Auch die Stadt Augsburg hat den GebäudeCheck mittlerweile bei über 30 Gebäudebegehungen eingesetzt. Für die bautechnischen turnusmäßigen Begehungen und Prüfungen der rund 700 Gebäude der Stadt Augsburg wird die Software des Freiburger Start up auch in Zukunft genutzt werden. Ob Verwaltungsgebäude, Turnhallen, Schwimmhallen, Kindertagesstätten oder Schulen: Bei der Begehung mit dem Tablet wird der jeweilige Zustand direkt abfotografiert und die Fotos sofort dem jeweiligen Raum zugeordnet. „Direkt nach der Begehung liegen alle erfassten Daten übersichtlich sortiert vor.
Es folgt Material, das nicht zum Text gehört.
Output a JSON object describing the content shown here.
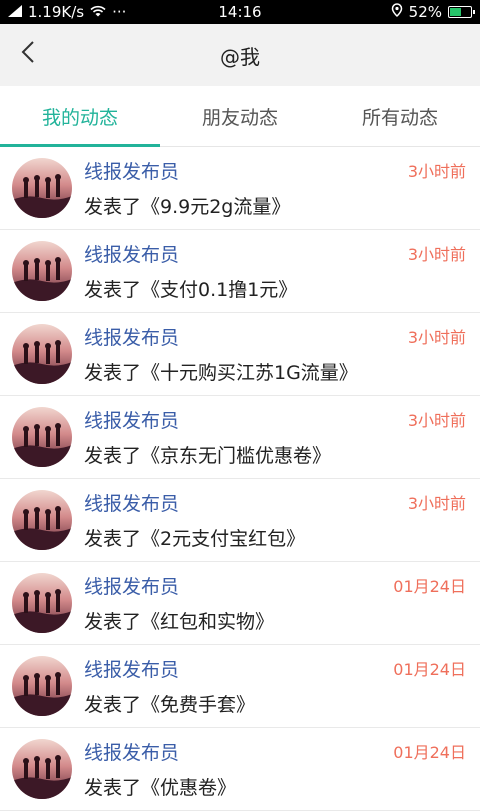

Dank GebäudeCheck ist sofort nach der Begehung klar, in welchem Zustand sich die einzelnen Räume des jeweiligen Gebäudes befinden und wie hoch die Kosten für die Sanierungen sind“, erklärt Matthias Rüther vom Hochbauamt der Stadt Augsburg. „Wenn es jetzt um Entscheidungen zu anstehenden Sanierungen geht, kann auf Datenbasis der Software eine fundierte Entscheidung getroffen werden.“

Ermittlung des Sanierungsbedarfs mit der PLAN4 Software (Foto: PLAN4/pixabay.com)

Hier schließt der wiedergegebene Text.